Nils Roger Nordin (born 24 April 1977) is a Swedish radio presenter and journalist. He has presented several radio shows including Rix Topp 6 and RIX MorronZoo.

== Early life ==
Nils Roger Nordin was born on 24 April 1977 in Gävle.

==Career==
Nordin started his career in radio at the age of thirteen in 1991 for Gävle local radio. At the age of seventeen in 1994, he started working as a radio presenter for the radio station RIX 105 Gävle. In late-1994 and early-1995 he started presenting the national broadcasts for Radio Rix. When MTG bought the rights for Rix, he moved to Stockholm to present the daily hit-list Rix Topp 6. In August 2000, Nordin started presenting RIX MorronZoo, along with Titti Schultz and Gert Fylking. He presented the show until 2010. He continued to present daily on the station until 2013 when he left to start working for the radio station NRJ.

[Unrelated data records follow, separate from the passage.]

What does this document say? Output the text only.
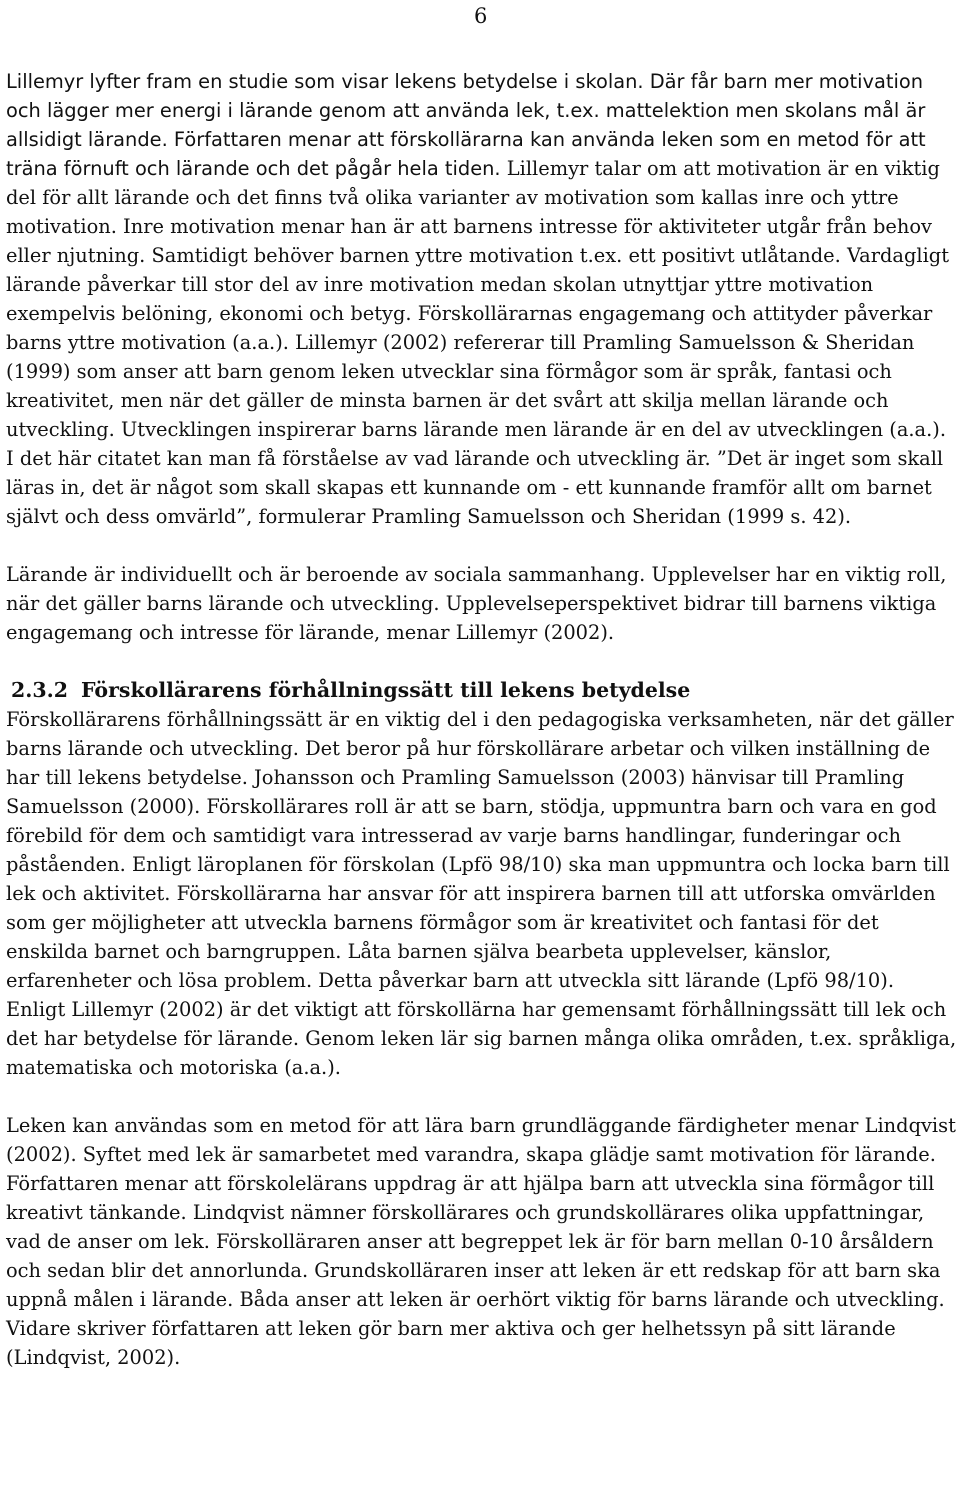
6

Lillemyr lyfter fram en studie som visar lekens betydelse i skolan. Där får barn mer motivation och lägger mer energi i lärande genom att använda lek, t.ex. mattelektion men skolans mål är allsidigt lärande. Författaren menar att förskollärarna kan använda leken som en metod för att träna förnuft och lärande och det pågår hela tiden. Lillemyr talar om att motivation är en viktig del för allt lärande och det finns två olika varianter av motivation som kallas inre och yttre motivation. Inre motivation menar han är att barnens intresse för aktiviteter utgår från behov eller njutning. Samtidigt behöver barnen yttre motivation t.ex. ett positivt utlåtande. Vardagligt lärande påverkar till stor del av inre motivation medan skolan utnyttjar yttre motivation exempelvis belöning, ekonomi och betyg. Förskollärarnas engagemang och attityder påverkar barns yttre motivation (a.a.). Lillemyr (2002) refererar till Pramling Samuelsson & Sheridan (1999) som anser att barn genom leken utvecklar sina förmågor som är språk, fantasi och kreativitet, men när det gäller de minsta barnen är det svårt att skilja mellan lärande och utveckling. Utvecklingen inspirerar barns lärande men lärande är en del av utvecklingen (a.a.). I det här citatet kan man få förståelse av vad lärande och utveckling är. ”Det är inget som skall läras in, det är något som skall skapas ett kunnande om - ett kunnande framför allt om barnet självt och dess omvärld”, formulerar Pramling Samuelsson och Sheridan (1999 s. 42).

Lärande är individuellt och är beroende av sociala sammanhang. Upplevelser har en viktig roll, när det gäller barns lärande och utveckling. Upplevelseperspektivet bidrar till barnens viktiga engagemang och intresse för lärande, menar Lillemyr (2002).

2.3.2 Förskollärarens förhållningssätt till lekens betydelse

Förskollärarens förhållningssätt är en viktig del i den pedagogiska verksamheten, när det gäller barns lärande och utveckling. Det beror på hur förskollärare arbetar och vilken inställning de har till lekens betydelse. Johansson och Pramling Samuelsson (2003) hänvisar till Pramling Samuelsson (2000). Förskollärares roll är att se barn, stödja, uppmuntra barn och vara en god förebild för dem och samtidigt vara intresserad av varje barns handlingar, funderingar och påståenden. Enligt läroplanen för förskolan (Lpfö 98/10) ska man uppmuntra och locka barn till lek och aktivitet. Förskollärarna har ansvar för att inspirera barnen till att utforska omvärlden som ger möjligheter att utveckla barnens förmågor som är kreativitet och fantasi för det enskilda barnet och barngruppen. Låta barnen själva bearbeta upplevelser, känslor, erfarenheter och lösa problem. Detta påverkar barn att utveckla sitt lärande (Lpfö 98/10). Enligt Lillemyr (2002) är det viktigt att förskollärna har gemensamt förhållningssätt till lek och det har betydelse för lärande. Genom leken lär sig barnen många olika områden, t.ex. språkliga, matematiska och motoriska (a.a.).

Leken kan användas som en metod för att lära barn grundläggande färdigheter menar Lindqvist (2002). Syftet med lek är samarbetet med varandra, skapa glädje samt motivation för lärande. Författaren menar att förskolelärans uppdrag är att hjälpa barn att utveckla sina förmågor till kreativt tänkande. Lindqvist nämner förskollärares och grundskollärares olika uppfattningar, vad de anser om lek. Förskolläraren anser att begreppet lek är för barn mellan 0-10 årsåldern och sedan blir det annorlunda. Grundskolläraren inser att leken är ett redskap för att barn ska uppnå målen i lärande. Båda anser att leken är oerhört viktig för barns lärande och utveckling. Vidare skriver författaren att leken gör barn mer aktiva och ger helhetssyn på sitt lärande (Lindqvist, 2002).
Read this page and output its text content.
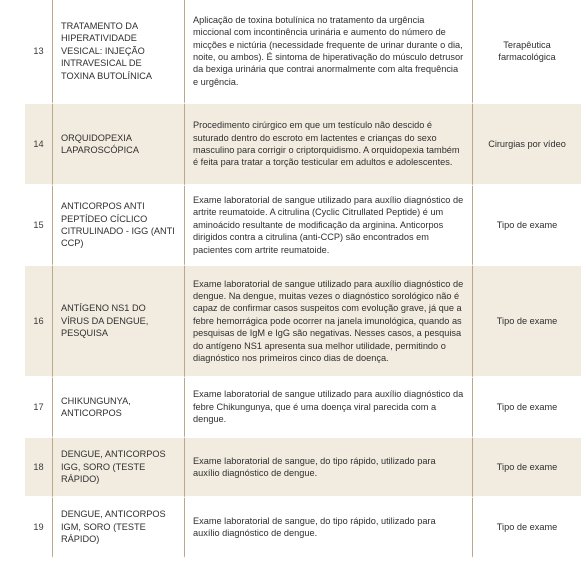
13	TRATAMENTO DA HIPERATIVIDADE VESICAL: INJEÇÃO INTRAVESICAL DE TOXINA BUTOLÍNICA	Aplicação de toxina botulínica no tratamento da urgência miccional com incontinência urinária e aumento do número de micções e nictúria (necessidade frequente de urinar durante o dia, noite, ou ambos). É sintoma de hiperativação do músculo detrusor da bexiga urinária que contrai anormalmente com alta frequência e urgência.	Terapêutica farmacológica
14	ORQUIDOPEXIA LAPAROSCÓPICA	Procedimento cirúrgico em que um testículo não descido é suturado dentro do escroto em lactentes e crianças do sexo masculino para corrigir o criptorquidismo. A orquidopexia também é feita para tratar a torção testicular em adultos e adolescentes.	Cirurgias por vídeo
15	ANTICORPOS ANTI PEPTÍDEO CÍCLICO CITRULINADO - IGG (ANTI CCP)	Exame laboratorial de sangue utilizado para auxílio diagnóstico de artrite reumatoide. A citrulina (Cyclic Citrullated Peptide) é um aminoácido resultante de modificação da arginina. Anticorpos dirigidos contra a citrulina (anti-CCP) são encontrados em pacientes com artrite reumatoide.	Tipo de exame
16	ANTÍGENO NS1 DO VÍRUS DA DENGUE, PESQUISA	Exame laboratorial de sangue utilizado para auxílio diagnóstico de dengue. Na dengue, muitas vezes o diagnóstico sorológico não é capaz de confirmar casos suspeitos com evolução grave, já que a febre hemorrágica pode ocorrer na janela imunológica, quando as pesquisas de IgM e IgG são negativas. Nesses casos, a pesquisa do antígeno NS1 apresenta sua melhor utilidade, permitindo o diagnóstico nos primeiros cinco dias de doença.	Tipo de exame
17	CHIKUNGUNYA, ANTICORPOS	Exame laboratorial de sangue utilizado para auxílio diagnóstico da febre Chikungunya, que é uma doença viral parecida com a dengue.	Tipo de exame
18	DENGUE, ANTICORPOS IGG, SORO (TESTE RÁPIDO)	Exame laboratorial de sangue, do tipo rápido, utilizado para auxílio diagnóstico de dengue.	Tipo de exame
19	DENGUE, ANTICORPOS IGM, SORO (TESTE RÁPIDO)	Exame laboratorial de sangue, do tipo rápido, utilizado para auxílio diagnóstico de dengue.	Tipo de exame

Rix FM's morning show had more listeners than Sveriges Radio's morning show. Nordin became "Radio Personality of the Year" at the Radiogala in 2004, and RIX MorronZoo won the viewers' prize Guldhornet at the same gala three years in a row.

Nordin presented the show "Sveriges smartaste barn", which was broadcast on TV3 in 2009. In January 2014, Nordin, along with Titti Schultz and Ola Lustig, started presenting "Vakna med NRJ" on the radio station NRJ.

He returned to present RIX MorronZoo with Laila Bagge at the beginning of 2017.

==Personal life==
Nordin is openly gay, and he revealed it during a live radio broadcast in 2005. He won the award of Homo of the Year by QX Magazines readers at the annual Gaygalan Awards in 2006.